What type is point? If it's two floats, then the compiler will implicitly do a member-by-member copy, which is the same thing you did before.
EDIT: Apparently some people in today's crowd didn't understand this answer and compensated by downvoting. So let me elaborate:
Lines of code have NO relation to the executable size. The source code tells the compiler what assembly line to create. One line of code can cause hundreds if not thousands of assembly instructions. This is particularly true in C++, where one line can cause implicit object construction, destruction, copying, etc.
In this particular case, I suppose that "point" is a class with two floats, so using the assignment operator will perform a member-by-member copy, i.e. it takes every member individually and copies it. Which is exactly the same thing he did before, except that now it's done implicitly. The resulting assembly (and thus executable size) is the same.
Executables are most often sized in 'pages' rather than discrete bytes.

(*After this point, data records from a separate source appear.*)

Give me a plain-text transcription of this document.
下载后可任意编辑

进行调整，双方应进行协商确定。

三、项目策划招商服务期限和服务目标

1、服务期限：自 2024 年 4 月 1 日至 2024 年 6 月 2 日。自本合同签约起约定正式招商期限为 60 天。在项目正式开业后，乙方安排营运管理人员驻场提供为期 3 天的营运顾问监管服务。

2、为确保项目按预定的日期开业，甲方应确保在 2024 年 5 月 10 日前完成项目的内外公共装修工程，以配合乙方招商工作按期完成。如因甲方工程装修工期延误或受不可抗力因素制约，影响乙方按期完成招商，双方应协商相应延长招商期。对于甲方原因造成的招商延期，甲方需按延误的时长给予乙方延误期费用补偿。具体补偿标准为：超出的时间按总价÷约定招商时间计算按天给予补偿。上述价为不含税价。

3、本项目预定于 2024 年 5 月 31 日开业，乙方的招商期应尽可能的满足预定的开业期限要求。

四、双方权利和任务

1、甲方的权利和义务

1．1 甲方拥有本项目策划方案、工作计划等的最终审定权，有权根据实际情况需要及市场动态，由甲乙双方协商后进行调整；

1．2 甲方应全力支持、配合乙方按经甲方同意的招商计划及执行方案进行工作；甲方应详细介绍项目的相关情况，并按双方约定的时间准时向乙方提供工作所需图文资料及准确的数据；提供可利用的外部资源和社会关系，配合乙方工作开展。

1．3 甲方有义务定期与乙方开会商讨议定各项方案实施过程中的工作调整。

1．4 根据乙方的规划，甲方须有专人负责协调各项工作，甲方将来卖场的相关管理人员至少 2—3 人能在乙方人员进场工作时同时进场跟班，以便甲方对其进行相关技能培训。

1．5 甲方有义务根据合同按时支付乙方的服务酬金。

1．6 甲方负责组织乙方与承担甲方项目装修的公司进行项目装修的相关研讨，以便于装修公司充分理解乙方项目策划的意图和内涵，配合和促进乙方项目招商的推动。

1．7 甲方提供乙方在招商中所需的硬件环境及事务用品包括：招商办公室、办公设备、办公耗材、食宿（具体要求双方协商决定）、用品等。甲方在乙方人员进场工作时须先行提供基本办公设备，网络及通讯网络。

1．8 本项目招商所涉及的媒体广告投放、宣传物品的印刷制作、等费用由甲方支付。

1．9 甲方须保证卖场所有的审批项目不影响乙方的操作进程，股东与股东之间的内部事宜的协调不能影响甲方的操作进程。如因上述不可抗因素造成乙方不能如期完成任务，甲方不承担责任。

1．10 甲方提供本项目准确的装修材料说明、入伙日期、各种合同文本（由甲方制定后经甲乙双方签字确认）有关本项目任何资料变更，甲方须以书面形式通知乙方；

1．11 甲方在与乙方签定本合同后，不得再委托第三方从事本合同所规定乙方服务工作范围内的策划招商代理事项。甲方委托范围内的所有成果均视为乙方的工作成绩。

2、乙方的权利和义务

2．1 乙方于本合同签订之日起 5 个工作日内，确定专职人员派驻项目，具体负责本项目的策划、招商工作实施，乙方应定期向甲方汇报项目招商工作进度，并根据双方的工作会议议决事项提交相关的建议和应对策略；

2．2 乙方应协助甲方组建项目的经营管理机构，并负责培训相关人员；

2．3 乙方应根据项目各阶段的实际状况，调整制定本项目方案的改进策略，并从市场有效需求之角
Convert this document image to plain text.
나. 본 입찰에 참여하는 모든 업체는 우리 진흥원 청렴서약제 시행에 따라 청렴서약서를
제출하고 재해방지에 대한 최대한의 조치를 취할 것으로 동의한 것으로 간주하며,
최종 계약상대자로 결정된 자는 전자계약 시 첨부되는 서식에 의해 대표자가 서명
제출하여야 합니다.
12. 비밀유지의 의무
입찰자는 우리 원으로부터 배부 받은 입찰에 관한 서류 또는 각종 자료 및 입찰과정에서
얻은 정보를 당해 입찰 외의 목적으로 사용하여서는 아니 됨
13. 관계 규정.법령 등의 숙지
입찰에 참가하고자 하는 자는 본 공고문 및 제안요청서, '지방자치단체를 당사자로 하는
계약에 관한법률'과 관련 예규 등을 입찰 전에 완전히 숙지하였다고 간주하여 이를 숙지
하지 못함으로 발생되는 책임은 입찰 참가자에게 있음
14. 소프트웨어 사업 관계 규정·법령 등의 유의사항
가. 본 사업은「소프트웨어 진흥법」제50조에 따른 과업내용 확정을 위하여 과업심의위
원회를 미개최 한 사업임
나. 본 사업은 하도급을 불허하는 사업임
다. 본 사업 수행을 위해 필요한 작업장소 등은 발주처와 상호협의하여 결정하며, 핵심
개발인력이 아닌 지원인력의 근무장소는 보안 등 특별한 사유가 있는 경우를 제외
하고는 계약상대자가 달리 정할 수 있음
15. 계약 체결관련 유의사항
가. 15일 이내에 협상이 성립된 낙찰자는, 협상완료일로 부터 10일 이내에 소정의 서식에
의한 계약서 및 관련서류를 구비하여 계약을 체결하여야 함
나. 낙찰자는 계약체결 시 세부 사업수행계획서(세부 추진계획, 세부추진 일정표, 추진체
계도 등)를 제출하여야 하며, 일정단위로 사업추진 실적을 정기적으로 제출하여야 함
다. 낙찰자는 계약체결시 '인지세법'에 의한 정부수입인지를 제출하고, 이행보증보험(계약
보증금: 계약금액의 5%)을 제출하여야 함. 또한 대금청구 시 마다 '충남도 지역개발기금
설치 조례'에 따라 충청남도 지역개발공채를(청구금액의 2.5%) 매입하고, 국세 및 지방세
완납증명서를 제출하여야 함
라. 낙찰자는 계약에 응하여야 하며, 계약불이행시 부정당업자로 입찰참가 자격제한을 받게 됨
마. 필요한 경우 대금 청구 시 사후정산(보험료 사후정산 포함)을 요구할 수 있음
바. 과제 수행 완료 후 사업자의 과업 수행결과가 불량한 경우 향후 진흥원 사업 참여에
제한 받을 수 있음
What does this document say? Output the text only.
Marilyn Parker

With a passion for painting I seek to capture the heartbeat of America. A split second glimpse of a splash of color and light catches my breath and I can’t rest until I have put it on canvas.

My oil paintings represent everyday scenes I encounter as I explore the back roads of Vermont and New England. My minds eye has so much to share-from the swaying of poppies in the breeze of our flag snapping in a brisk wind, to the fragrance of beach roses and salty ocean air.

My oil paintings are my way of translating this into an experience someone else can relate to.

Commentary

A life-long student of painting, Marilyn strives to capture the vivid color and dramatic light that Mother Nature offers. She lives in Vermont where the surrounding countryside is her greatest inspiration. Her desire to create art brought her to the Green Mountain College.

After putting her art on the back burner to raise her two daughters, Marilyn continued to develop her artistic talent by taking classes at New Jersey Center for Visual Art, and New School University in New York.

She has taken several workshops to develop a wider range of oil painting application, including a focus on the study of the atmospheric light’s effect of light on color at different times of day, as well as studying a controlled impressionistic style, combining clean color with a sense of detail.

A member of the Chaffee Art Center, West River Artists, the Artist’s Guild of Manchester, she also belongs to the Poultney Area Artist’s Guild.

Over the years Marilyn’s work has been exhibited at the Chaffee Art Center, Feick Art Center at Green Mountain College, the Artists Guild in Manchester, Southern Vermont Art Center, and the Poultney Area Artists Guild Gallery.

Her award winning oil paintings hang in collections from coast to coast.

I think this a good example why one shouldn't worry too much about code being too verbose if you have a good optimizing compiler. Instead always code clearly so that fellow programmers can read your code and leave the optimization to the compiler.
Some links to look into
http://www2.research.att.com/~bs/bs_faq.html#Hello-world
GCC C++ "Hello World" program -> .exe is 500kb big when compiled on Windows. How can I reduce its size?
http://www.catch22.net/tuts/minexe
As for Windows, lots of compiler options in VC++ may be activated like RTTI, exception handling, buffer checking, etc. that may add more behind the scenes to the overall size.
When you compile a c or c++ program into an executable, the compiler translates your code into machine code, and applying optimizations as it sees fit.
But simply, more code = more machine code to generate = more size to the executable.
Also, check if you have lot of static/global objects. This substantially increase your exe size if they are not zero initialized.
For example:
int temp[100] = {0};
int main()
{
}
size of the above program is 9140 bytes on my linux machine.
if I initialize temp array to 5, then the size will shoot up by around 400 bytes. The size of the below program on my linux machine is 9588.
int temp[100] = {5};
int main()
{
}
This is because, zero initialized global objects go into .bss segment, which ill be initialized at once during program startup. Where as non zero initialized objects contents will be embedded in the exe itself.